Unfortunately, Not Bored’s comments are not restricted to a commendable concern with democratic procedure. In his view, my proposal is a “monologue” that descends into “a sterile dialogue with himself”. If Not Bored really believes that I am merely talking to myself, it is not obvious why he has wasted time responding to me; unless, of course, he is taking an opportunity to publicly display his supposedly superior grasp of situationist matters for the benefit of the admirers who consume his work on that basis. It is equally unclear why a text that addresses a foreseeable and reasonable objection to itself should be equated with a sterile dialogue with oneself. No grounds are given for this characterization. I fear it may have more to do with rhetorical display than reasoned critique.

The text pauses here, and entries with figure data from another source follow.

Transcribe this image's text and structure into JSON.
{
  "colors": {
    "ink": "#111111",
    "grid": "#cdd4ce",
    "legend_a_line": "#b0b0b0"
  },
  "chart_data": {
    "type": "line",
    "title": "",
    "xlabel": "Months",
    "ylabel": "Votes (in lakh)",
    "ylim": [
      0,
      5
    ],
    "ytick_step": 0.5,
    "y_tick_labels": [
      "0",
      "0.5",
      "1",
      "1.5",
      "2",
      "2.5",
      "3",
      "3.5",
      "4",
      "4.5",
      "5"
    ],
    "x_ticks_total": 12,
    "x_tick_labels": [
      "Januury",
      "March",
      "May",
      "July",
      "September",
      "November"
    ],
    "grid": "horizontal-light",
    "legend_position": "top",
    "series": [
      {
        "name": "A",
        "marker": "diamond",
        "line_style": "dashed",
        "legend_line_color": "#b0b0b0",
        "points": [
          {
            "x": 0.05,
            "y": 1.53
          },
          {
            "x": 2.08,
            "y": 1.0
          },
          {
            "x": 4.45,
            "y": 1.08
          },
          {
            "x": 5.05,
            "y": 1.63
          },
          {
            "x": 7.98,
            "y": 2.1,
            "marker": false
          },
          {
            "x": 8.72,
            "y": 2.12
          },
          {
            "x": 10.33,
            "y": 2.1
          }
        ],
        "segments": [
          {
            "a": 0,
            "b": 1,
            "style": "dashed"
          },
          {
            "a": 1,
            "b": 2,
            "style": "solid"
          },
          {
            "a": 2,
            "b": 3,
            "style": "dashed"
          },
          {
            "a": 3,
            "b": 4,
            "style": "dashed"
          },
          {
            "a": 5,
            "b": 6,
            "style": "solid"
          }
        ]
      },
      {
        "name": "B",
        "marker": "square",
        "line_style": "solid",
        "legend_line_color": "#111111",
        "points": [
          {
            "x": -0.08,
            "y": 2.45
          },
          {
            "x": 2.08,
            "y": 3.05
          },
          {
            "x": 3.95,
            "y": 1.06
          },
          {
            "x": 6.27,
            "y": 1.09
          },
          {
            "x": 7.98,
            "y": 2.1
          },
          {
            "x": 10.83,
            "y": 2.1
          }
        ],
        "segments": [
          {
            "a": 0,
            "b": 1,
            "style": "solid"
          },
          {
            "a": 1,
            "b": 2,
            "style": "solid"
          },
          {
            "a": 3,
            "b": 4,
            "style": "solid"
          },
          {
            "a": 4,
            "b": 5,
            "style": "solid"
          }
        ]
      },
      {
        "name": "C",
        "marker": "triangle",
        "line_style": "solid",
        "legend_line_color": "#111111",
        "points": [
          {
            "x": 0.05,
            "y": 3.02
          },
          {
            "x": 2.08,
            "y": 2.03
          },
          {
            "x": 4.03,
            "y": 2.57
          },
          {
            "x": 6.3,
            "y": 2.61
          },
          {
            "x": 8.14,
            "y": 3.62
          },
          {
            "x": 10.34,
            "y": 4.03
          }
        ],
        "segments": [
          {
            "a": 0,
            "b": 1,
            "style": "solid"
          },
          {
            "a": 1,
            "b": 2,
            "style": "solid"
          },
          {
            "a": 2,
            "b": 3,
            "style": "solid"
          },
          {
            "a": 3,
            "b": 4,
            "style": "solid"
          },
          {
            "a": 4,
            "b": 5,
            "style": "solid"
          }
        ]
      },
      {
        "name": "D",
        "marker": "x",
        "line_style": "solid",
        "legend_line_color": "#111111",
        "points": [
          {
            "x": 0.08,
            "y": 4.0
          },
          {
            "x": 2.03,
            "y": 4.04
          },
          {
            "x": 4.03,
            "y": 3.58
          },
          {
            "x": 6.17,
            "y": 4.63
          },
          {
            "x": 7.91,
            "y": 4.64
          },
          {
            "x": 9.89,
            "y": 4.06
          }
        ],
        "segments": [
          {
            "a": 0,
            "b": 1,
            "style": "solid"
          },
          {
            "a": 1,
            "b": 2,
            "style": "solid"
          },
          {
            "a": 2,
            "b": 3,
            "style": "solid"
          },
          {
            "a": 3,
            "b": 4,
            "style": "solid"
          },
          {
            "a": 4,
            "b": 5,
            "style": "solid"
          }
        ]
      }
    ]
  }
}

Yet this is not all, for Not Bored points out that my proposal is made by a person who “is not a member of any organization, no matter how small, but an isolated individual”. Yes, I am just an ordinary individual, known to a few friends, neighbours, associates, family members and work colleagues. I am not even a famous isolated individual, like Raoul Veneigem, whose post-SI work Not Bored deigns to publish and translate. In fact, I could be just any person in the street, the factory or the office. Who would seriously entertain a suggestion from such a source? Not Bill Not Bored, it seems. Not for him the rabble who speak only for themselves. Not for him any notion of autonomous individuals coming together for specific ends. Before he is prepared to consider a proposal, it must have already been approved by others. Before he is prepared to act, there evidently must be a collectivity into which he can assimilate himself. It looks rather like he walks only where reputation and collective approval has cleared the way. His is a timid soul, it seems.

No doubt Not Bored can be assured that he is not speaking to himself. He presents his work at galleries. He lectures at subsidized cultural events. He speaks to the press and appears in documentary films. He leads walks. He stages plays and displays placards before passers-by and surveillance camera workers. He complains that his civil liberties are not upheld. He translates and comments. But after 25 or so years of presenting tepid social critique to spectators who have evinced no practical dissatisfaction and passively view his activities with no practical revolutionary purpose in view, nothing in the way of revolutionary contestation has been achieved. His efforts do not disrupt the processes by which his own life becomes foreign to him, however briefly. Nor do they attack the processes by which his audiences’ lives become foreign to them. Yet he continues untroubled by the compatibility of what he does with the persistence of the society of alienation and takes no steps to turn against his palpably inadequate praxis. Indeed, he seems quite content with the cultural and pseudo-oppositional niche he has found within that society. For him, it seems, revolution is a process that is satisfactorily unfolding at some distance from his own everyday life and will one day deliver salvation to his door. All this is very different from the views that prompted my proposal for a new international association of situationist revolutionaries. It is no surprise that Not Bored views that proposal with contempt.